Gira takes back what was stolen from him on "The World Looks Red the World Looks Black". Only fans of earlier Sonic Youth will be able to figure out what is going on in this regard and the arrangement has been drastically altered. It's slowed down and more organic. The original lyrics at still intact, but delivered in a way that makes more sense. I like the groove evolves into at the midway point. The call and response vocals only add to this. They can still play songs under ten minutes. The proof is "People Like Us" which is a sluggish dream of a crooned ballad. He voice has the baritone resonance of the the more goth like years I adore. Perhaps the lethargy of this song is ravages of age battering the inner passion Gira emotes with vocally. You are then tested with the twenty minute "Frankie M". Feedback calls out like whale songs. It takes eight minutes before the actual song emerges for the ghostly noise. This song has been in their live rotation for some time and when you are hit with the kind of volume Swans wields live its very effective. I guess if it's their last hurrah with this line up then it makes senses it would be committed to memory in the studio. I hope their is video of how this was captured in the studio, but it's not something I am going to listen to in the morning while walking to the gym. There is a kind of jammy quality to how the song progresses after the breakdown. It's not noodling jams, but I have seen first hand hippies respond to this in a positive manner.

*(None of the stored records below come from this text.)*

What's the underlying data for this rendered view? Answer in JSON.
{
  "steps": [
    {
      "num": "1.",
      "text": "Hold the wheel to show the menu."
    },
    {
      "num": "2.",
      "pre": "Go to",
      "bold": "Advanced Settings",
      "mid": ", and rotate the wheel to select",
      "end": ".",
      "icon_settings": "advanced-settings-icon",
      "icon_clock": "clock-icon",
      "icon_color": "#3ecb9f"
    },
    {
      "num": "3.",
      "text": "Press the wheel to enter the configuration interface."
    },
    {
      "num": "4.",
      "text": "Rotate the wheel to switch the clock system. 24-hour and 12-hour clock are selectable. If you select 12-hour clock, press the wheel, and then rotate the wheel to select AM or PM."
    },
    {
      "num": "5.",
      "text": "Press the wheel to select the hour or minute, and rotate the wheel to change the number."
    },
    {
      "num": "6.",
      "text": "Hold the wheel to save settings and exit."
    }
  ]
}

They return to a more conventional song format with Gira's wife singing "When Will I Return". I like how this song builds up. It sounds like something Jarboe would have done. The title track is another mammoth 25 minute song. The intro to this more up tempo song only takes three minutes of build. Gira layers his vocals . One track of lower chanting, with his more declarative ranting style of improvised vocal sitting on top of this. Six minutes in things break back down into a simmer of ambient noise. It builds up into the kind of explosive pounding the band is known for. Their brand of heavy is a dense yet shimmering wall of sound. This ebbs back and forth until they hit a driving groove that I think I've heard them jam on before live. Gira's vocals have a touch of punk to them when he does come in. By punk here we talking about the Stooges or MC5. The bass and drums really get to shine. They more abrasive heaviness waits until the song's final three minutes to really unload on you.
The album comes to an end with "Finally Peace" which floats on the lazy flow of the melody the kind of accents post-rock bands influenced by Swans have gone on to emulate. I'll give this album a 9.5 with my only real complaint being the length of the songs that touch the twenty minute mark, the song writing could have been more efficient and still gotten the point across, allowing them to jam it out more live if they so choose.